While shoplifting and other forms of retail fraud are nothing new, retailers have been so impacted by ORC during COVID-19 that law enforcement and legislators from Florida, Wisconsin, Virginia, and beyond have begun to tackle the issue in earnest. In terms of pure revenue, shoplifting alone now costs retailers 2-3 percent of their overall sales, compared to just 0.7–1 percent prior to the pandemic.

“What you’re seeing in the media over the past 24 months is just the sensationalizing of all of the retail theft that’s happening,” Coll stressed. “It’s on the mind of every CEO.”

But it’s not just the revenue loss from stolen inventory that’s keeping CEOs up at night. It’s also the lost productivity resulting from the countless man hours required to identify what went missing, who took it, and gathering the evidence required to build a criminal case.

So how can RFID put those CEOs’ minds at ease?

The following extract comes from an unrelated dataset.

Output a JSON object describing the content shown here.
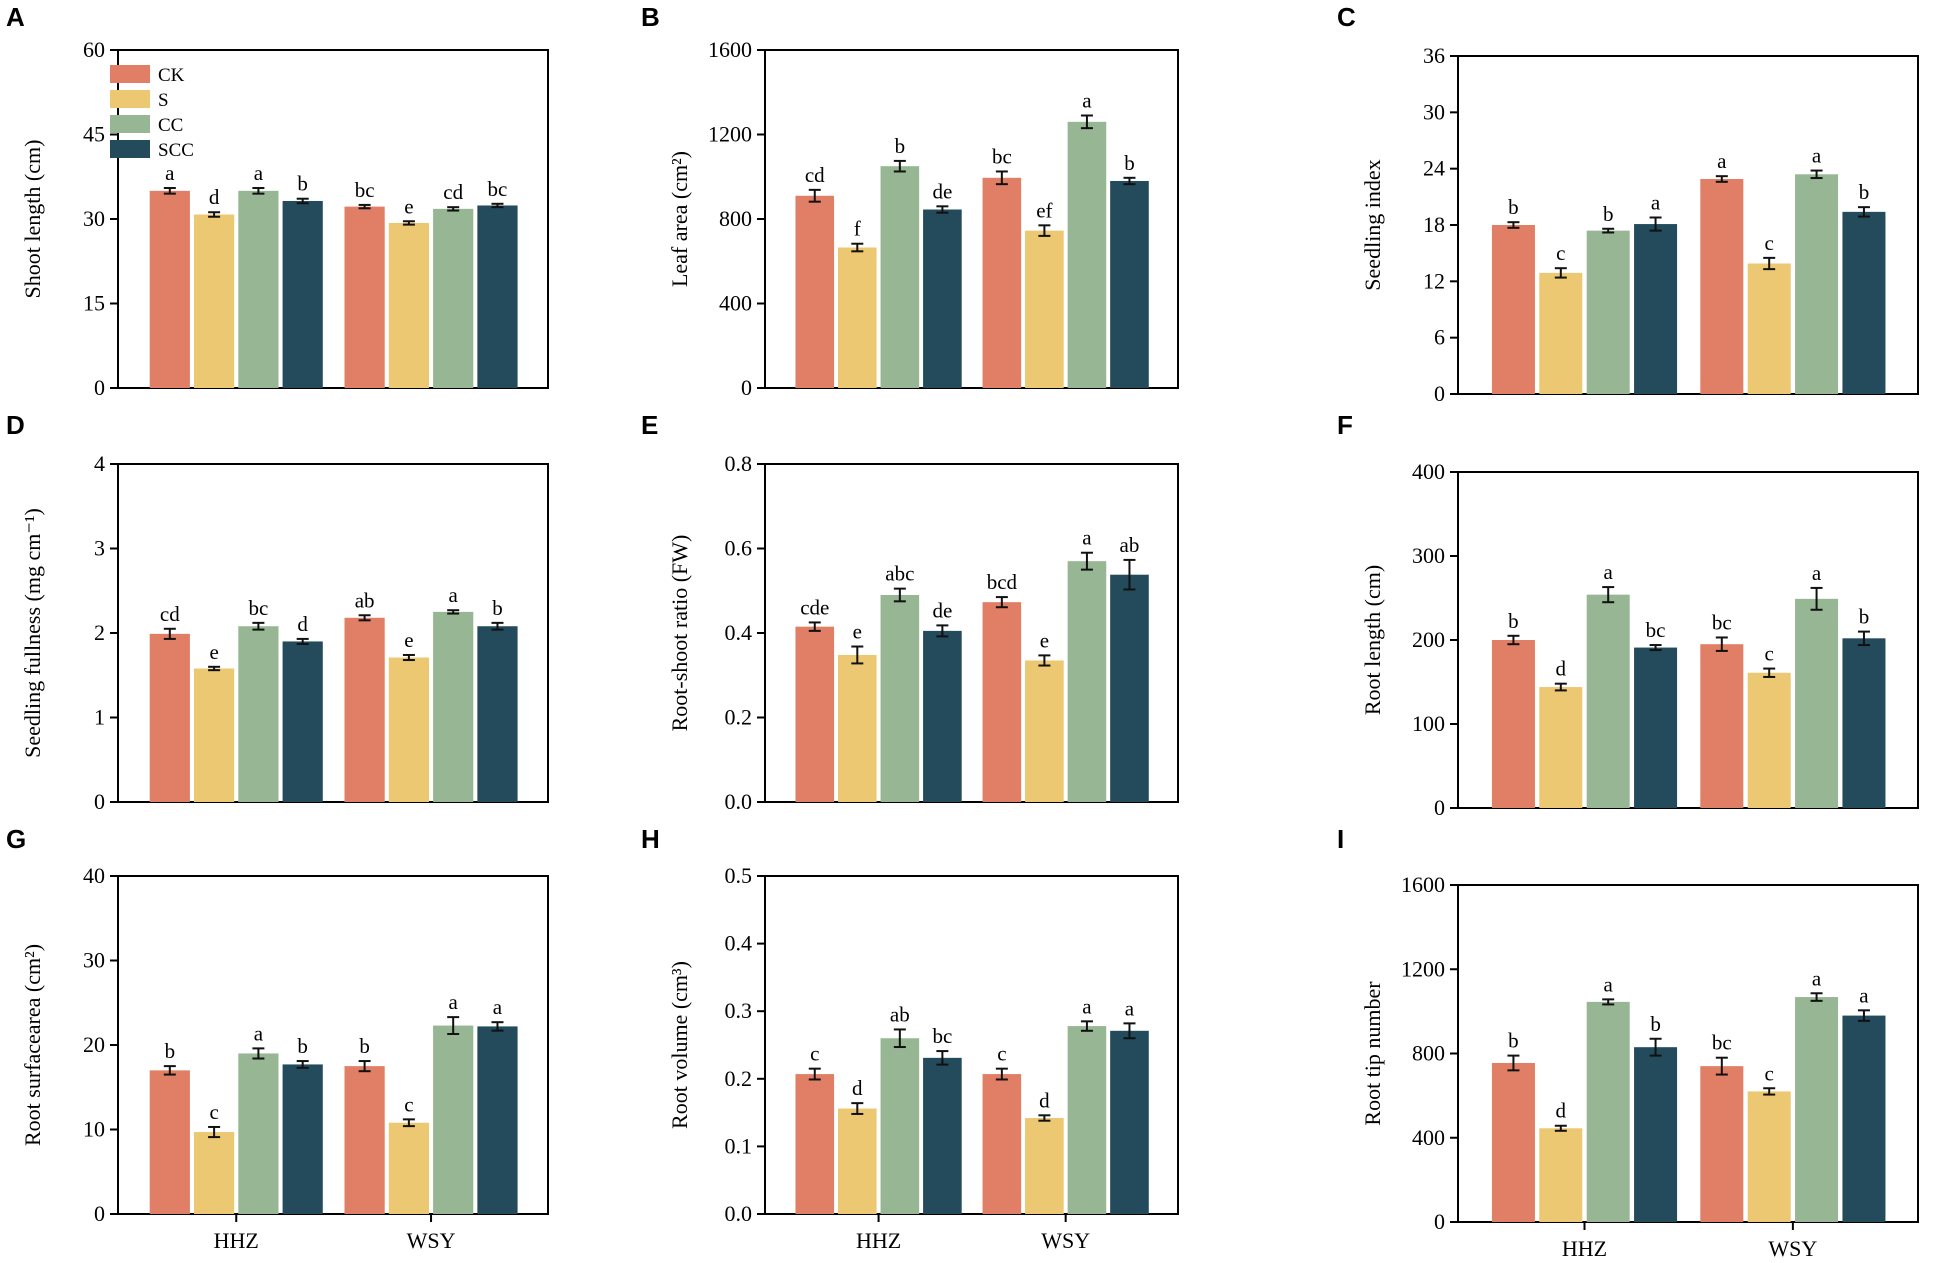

“Historically, if somebody walked out of a retail store with an electronic article surveillance (EAS) tag on a product that they had stolen—or on 100 products—you would have no idea of the difference,” Coll said. “Furthermore, you wouldn’t even know which item they walked out with. You’d just know that the item they walked out with actually had an EAS tag on the product. But when you introduce the ability to combine EAS with RFID and video of the event, you unlock the game of ‘whodunnit.’

“Now, you’re answering the who, the when, the what, and the how. In the past, getting that answer took a lot of labor and investigative support,” he said. “Having a technology at our entrances that’s truly connected across our entire network gave us the ability to incredibly increase the efficiency of this process. It truly gave us an incredible unlock.”